TROY — When Troy High School sophomore TJ Murray makes history when walks onto the mat at the D-I state wrestling tournament at the Schottenstein Center Friday, he is not just going for the ride.

Which probably explains why he will become the first Troy sophomore to wrestle at the state meet and Troy’s first state qualifier since 2020, when Carolos Quintera qualified, but did not get to wrestle because of Covid.

“There was no doubt in mind I was going to wrestle at state this year,” Murray said. “To be honest, I was sure I was going to qualify for state last year. That was heartbreaking when I didn’t make it.”

As a freshman wrestling at 106 pounds, he advanced to the semifinals at district before finishing sixth.

“He really felt like he was going to make it and thing just didn’t quite work out at the end,” Troy coach Doug Curnes said. “I told people, this year’s bus ride home was a lot more enjoyable than last year’s.”

That was because Murray — moving up to 120 pounds, advanced to the district title match before being pinned by Tyton Kostoff of Colerain.

“At the beginning of the year, I wrote down my goals for the season and I had on their placing at state,” Murray said. “That hasn’t changed.”

Murray was confident, despite moving up to 120 pounds.

“You might think it would be tougher, but it really is about the same,” Murray said. “I came in at 140 (pounds, before the season), so the weight cut was about the same. Going into the district tournament, there was absolutely no doubt in my mind that was I was going to qualify for state.”

He also has a legacy to live up to — and he wouldn’t have it any other way.

His father, Troy assistant coach Tristan Murray was not just an outstanding running back at Tecumseh High School and Wittenberg University — he followed a fifth place finish in state wrestling his junior year by becoming the Arrows first state champion his senior year.

And TJ is well aware of that.

“Absolutely,” TJ Murray said. “This has been such a great experience to share with him. I am so lucky to have him in my life.”

And Curnes and assistant coach Chris Behm said it is entertaining in the Troy wrestling room.

“They are always bantering back-and-forth,” Curnes said about Tristan and TJ. “It is hilarious to listen to it.”

In the semifinals match last week, Murray handled Dimitri Mangano of Sycamore 12-6 to lock up his state berth.

“I took control of the match,” Murray said. “I went out and got takedowns. That is what I like to do. I knew I would beat him.”

Which is good enough for Curnes.

“When the coaches talk about who we are wrestling, we will talk about this guy does this well and this is what we have to watch for,” Curnes said. “When they tell me that about TJ’s opponent, I will say what does TJ think. And they will say, well TJ thinks he is going to win. And I say, well then TJ is probably going to win.”

Murray was a little disappointed abut this title match.

“I didn’t wrestle the way I felt I could,” Murray said. “I let him take the match to me and dictate the match and that is not me.”

Curnes agreed.

“That might have been that kids best match,” he said. “TJ didn’t react as well as that kid did. I think it would be a little different if they wrestled again.”

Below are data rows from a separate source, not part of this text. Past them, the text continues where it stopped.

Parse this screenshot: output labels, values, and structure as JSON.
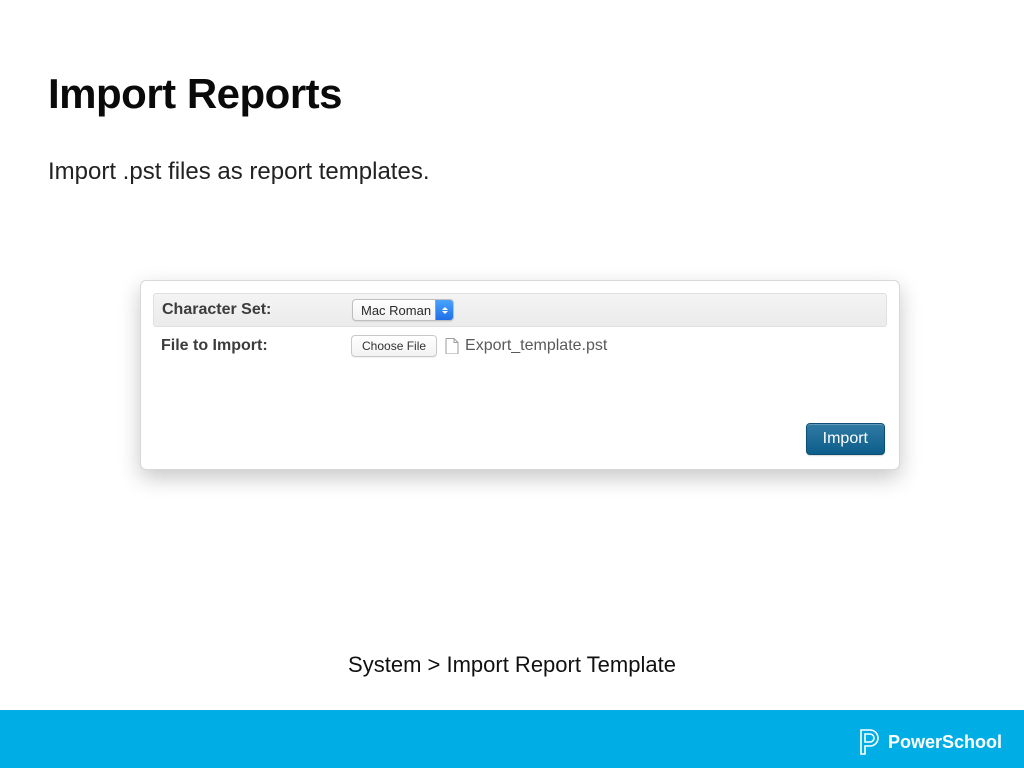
{
  "title": "Import Reports",
  "subtitle": "Import .pst files as report templates.",
  "form": {
    "charset_label": "Character Set:",
    "charset_value": "Mac Roman",
    "file_label": "File to Import:",
    "choose_file_label": "Choose File",
    "selected_filename": "Export_template.pst",
    "import_button_label": "Import"
  },
  "breadcrumb": "System > Import Report Template",
  "brand": {
    "name": "PowerSchool"
  },
  "colors": {
    "footer_bg": "#00aee5",
    "import_btn_bg": "#14658f"
  }
}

Murray, 42-8, will wrestle 21-8 Brett Stanley of Brecksville-Broadview Heights in the first round. He is a two-time state placer who finished seventh at 113 pounds last year.

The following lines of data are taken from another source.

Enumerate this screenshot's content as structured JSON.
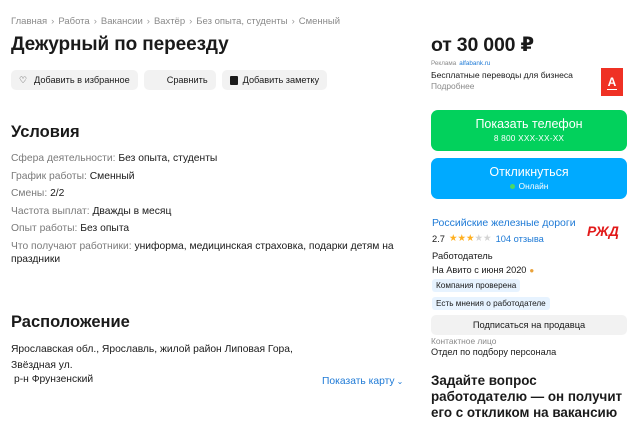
{
  "breadcrumbs": [
    "Главная",
    "Работа",
    "Вакансии",
    "Вахтёр",
    "Без опыта, студенты",
    "Сменный"
  ],
  "title": "Дежурный по переезду",
  "actions": {
    "favorite": "Добавить в избранное",
    "compare": "Сравнить",
    "note": "Добавить заметку"
  },
  "conditions": {
    "title": "Условия",
    "rows": [
      {
        "label": "Сфера деятельности:",
        "value": "Без опыта, студенты"
      },
      {
        "label": "График работы:",
        "value": "Сменный"
      },
      {
        "label": "Смены:",
        "value": "2/2"
      },
      {
        "label": "Частота выплат:",
        "value": "Дважды в месяц"
      },
      {
        "label": "Опыт работы:",
        "value": "Без опыта"
      },
      {
        "label": "Что получают работники:",
        "value": "униформа, медицинская страховка, подарки детям на праздники"
      }
    ]
  },
  "location": {
    "title": "Расположение",
    "address": "Ярославская обл., Ярославль, жилой район Липовая Гора, Звёздная ул.",
    "district": "р-н Фрунзенский",
    "show_map": "Показать карту"
  },
  "price": "от 30 000 ₽",
  "ad": {
    "label": "Реклама",
    "domain": "alfabank.ru",
    "text": "Бесплатные переводы для бизнеса",
    "more": "Подробнее",
    "logo_letter": "А"
  },
  "phone_button": {
    "label": "Показать телефон",
    "number": "8 800 XXX-XX-XX"
  },
  "respond_button": {
    "label": "Откликнуться",
    "status": "Онлайн"
  },
  "company": {
    "name": "Российские железные дороги",
    "rating": "2.7",
    "rating_value": 2.7,
    "reviews": "104 отзыва",
    "type": "Работодатель",
    "since": "На Авито с июня 2020",
    "badges": [
      "Компания проверена",
      "Есть мнения о работодателе"
    ],
    "logo_text": "РЖД"
  },
  "subscribe": "Подписаться на продавца",
  "contact": {
    "label": "Контактное лицо",
    "value": "Отдел по подбору персонала"
  },
  "ask": {
    "title": "Задайте вопрос работодателю — он получит его с откликом на вакансию"
  },
  "colors": {
    "green": "#02d15c",
    "blue": "#00aaff",
    "link": "#1e7ad6",
    "alfa_red": "#ef3124",
    "rzd_red": "#e21a1a"
  }
}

“I watched him wrestle at state last year,” Murray said. “It is certainly a winnable match. I think going over there last year will certainly prepare me for the atmosphere. I am glad I did that.”

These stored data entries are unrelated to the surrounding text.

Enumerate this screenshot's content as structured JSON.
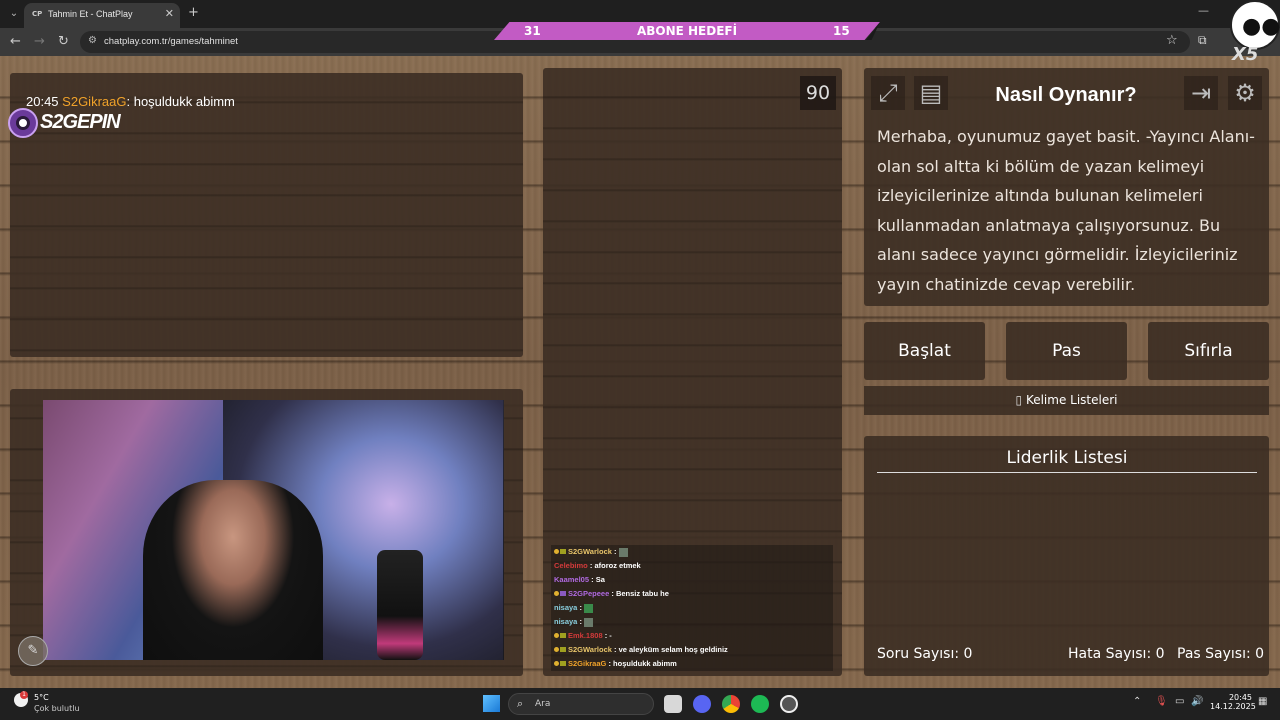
{
  "browser": {
    "tab_title": "Tahmin Et - ChatPlay",
    "tab_favicon": "CP",
    "url": "chatplay.com.tr/games/tahminet"
  },
  "goal_banner": {
    "left_value": "31",
    "title": "ABONE HEDEFİ",
    "right_value": "15",
    "color": "#c25bc4"
  },
  "overlay": {
    "time": "20:45",
    "user": "S2GikraaG",
    "message": ": hoşuldukk abimm",
    "brand": "S2GEPIN",
    "user_color": "#f0a22a"
  },
  "timer": "90",
  "chat": [
    {
      "user": "S2GWarlock",
      "text": " :",
      "color": "#e8c56a"
    },
    {
      "user": "Celebimo",
      "text": ": aforoz etmek",
      "color": "#d23a3a"
    },
    {
      "user": "Kaamel05",
      "text": ": Sa",
      "color": "#b06ae0"
    },
    {
      "user": "S2GPepeee",
      "text": ": Bensiz tabu he",
      "color": "#b06ae0"
    },
    {
      "user": "nisaya",
      "text": ":",
      "color": "#8ad0e0"
    },
    {
      "user": "nisaya",
      "text": ":",
      "color": "#8ad0e0"
    },
    {
      "user": "Emk.1808",
      "text": ": -",
      "color": "#d23a3a"
    },
    {
      "user": "S2GWarlock",
      "text": ": ve aleyküm selam hoş geldiniz",
      "color": "#e8c56a"
    },
    {
      "user": "S2GikraaG",
      "text": ": hoşuldukk abimm",
      "color": "#f0a22a"
    }
  ],
  "howto": {
    "title": "Nasıl Oynanır?",
    "text": "Merhaba, oyunumuz gayet basit. -Yayıncı Alanı- olan sol altta ki bölüm de yazan kelimeyi izleyicilerinize altında bulunan kelimeleri kullanmadan anlatmaya çalışıyorsunuz. Bu alanı sadece yayıncı görmelidir. İzleyicileriniz yayın chatinizde cevap verebilir."
  },
  "buttons": {
    "start": "Başlat",
    "pass": "Pas",
    "reset": "Sıfırla",
    "word_lists": "Kelime Listeleri"
  },
  "leaderboard": {
    "title": "Liderlik Listesi",
    "question_count": "Soru Sayısı: 0",
    "error_count": "Hata Sayısı: 0",
    "pass_count": "Pas Sayısı: 0"
  },
  "taskbar": {
    "temperature": "5°C",
    "weather": "Çok bulutlu",
    "weather_badge": "1",
    "search_placeholder": "Ara",
    "time": "20:45",
    "date": "14.12.2025"
  }
}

Curnes said it is not the simple.

“I have taken a number of kids over there,” he said. “Walking out there for the first time — it will be a little bit of a shock for TJ (Murray). We are going to get there early and let him walk around and see everything. It is our job to get him ready to wrestle.”

Murray will take care of the rest — because he is not just going for the ride.